Cinderella 2000, Adamson’s 1977 sci-fi “epic”, was filmed in Todd AO, the same process as Oklahoma and Around the World in 80 Days. There the comparison ends. A musical comedy with the production values of a middle school play, the movie is a mash-up of Cinderella, Barbarella and Nigel Kneale’s The Year of the Sex Olympics but is even less witty than Flesh Gordon, Howard Ziehm’s execrable space farce from 1974. It does reveal a more playful side of Adamson which continued with 1978’s Sunset Cove, a dismal comedy that pre-dated the teen-sex comedies of the 80’s. That same year Al cobbled together Death Dimension in which he hit an action star trifecta, Enter the Dragon‘s Jim Kelly, Harold Sakata from Goldfinger and George Lazenby of On Her Majesty’s Secret Service – their presence had little effect on the quality of the typical Adamson production.
Al’s real last hurrah was Nurse Sherri a more lethargic than usual potboiler about a zaftig night nurse taken over by a supernatural force. More soft core porn than hard core horror, it was, naturally, later re-edited by Al with new footage featuring Carradine and Barry and dumped into theaters as Dr. Dracula.
By the late 80’s the grindhouse era had become a distant memory so Al began a slow turn toward family fare with Carnival Magic and a little girl lost saga called Lost starring Sandra Dee and Jack Elam (it was Dee’s last film). He did the bumper segments for a TV pilot called Chuck Conners’ Great Western Theater which, in true Adamson style, consisted of patched together episodes of Branded and The Guns of Will Sonnet. Other projects were begun but never finished including another family-friendly effort, The Happy Hobo.
In 1992 Al was hit hard by the death of his wife Regina Carrol. In an effort to restore his friend’s spirits, Sherman suggested shooting footage for a film about UFOs and alien abductions. The aimless project never gathered steam and it would be Al’s final shot at a real movie. In 1995 Adamson went missing. Five weeks later his body was found buried beneath his hot tub, murdered by the man Al had contracted to renovate his home. Which brings us full circle to Glenn Erickson’s review of the documentary that takes a detailed look at the tragedy.

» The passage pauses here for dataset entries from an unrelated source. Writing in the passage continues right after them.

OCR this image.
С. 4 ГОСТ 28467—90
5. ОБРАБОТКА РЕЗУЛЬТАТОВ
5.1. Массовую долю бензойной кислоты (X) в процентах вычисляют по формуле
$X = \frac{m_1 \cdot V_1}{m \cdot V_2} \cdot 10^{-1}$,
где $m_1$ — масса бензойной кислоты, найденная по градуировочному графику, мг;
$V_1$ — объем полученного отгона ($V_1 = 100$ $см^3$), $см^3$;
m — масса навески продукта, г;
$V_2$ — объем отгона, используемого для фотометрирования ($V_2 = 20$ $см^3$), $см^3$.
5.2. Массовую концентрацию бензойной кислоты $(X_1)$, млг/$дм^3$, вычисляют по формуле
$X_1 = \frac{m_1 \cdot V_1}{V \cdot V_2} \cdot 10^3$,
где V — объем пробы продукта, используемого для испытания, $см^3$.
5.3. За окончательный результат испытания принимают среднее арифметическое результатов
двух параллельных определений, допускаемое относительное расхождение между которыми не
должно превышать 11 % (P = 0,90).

With this box set, Severin dares other home video companies to try and top them – counting both the features and supplements the set houses over 47 hours of material. The majority of the films look tremendous with bright, candy-colored hues and rich texture. Due to Al’s frequent use of unsynchronized audio the dialog can sound muffled but Severin has captioned each film. The extras are a tale in themselves bringing together commentaries from Sam Sherman, interviews with Adamson’s actors, the Adamson-directed scenes of Bedroom Stewardesses and Dr. Dracula, documentaries galore and, snuggled inside the box alongside the beautifully designed disc sleeves, The Blood and Flesh Files, a 126 page book full of photos and facts with detailed info on the films, their production histories and many permutations.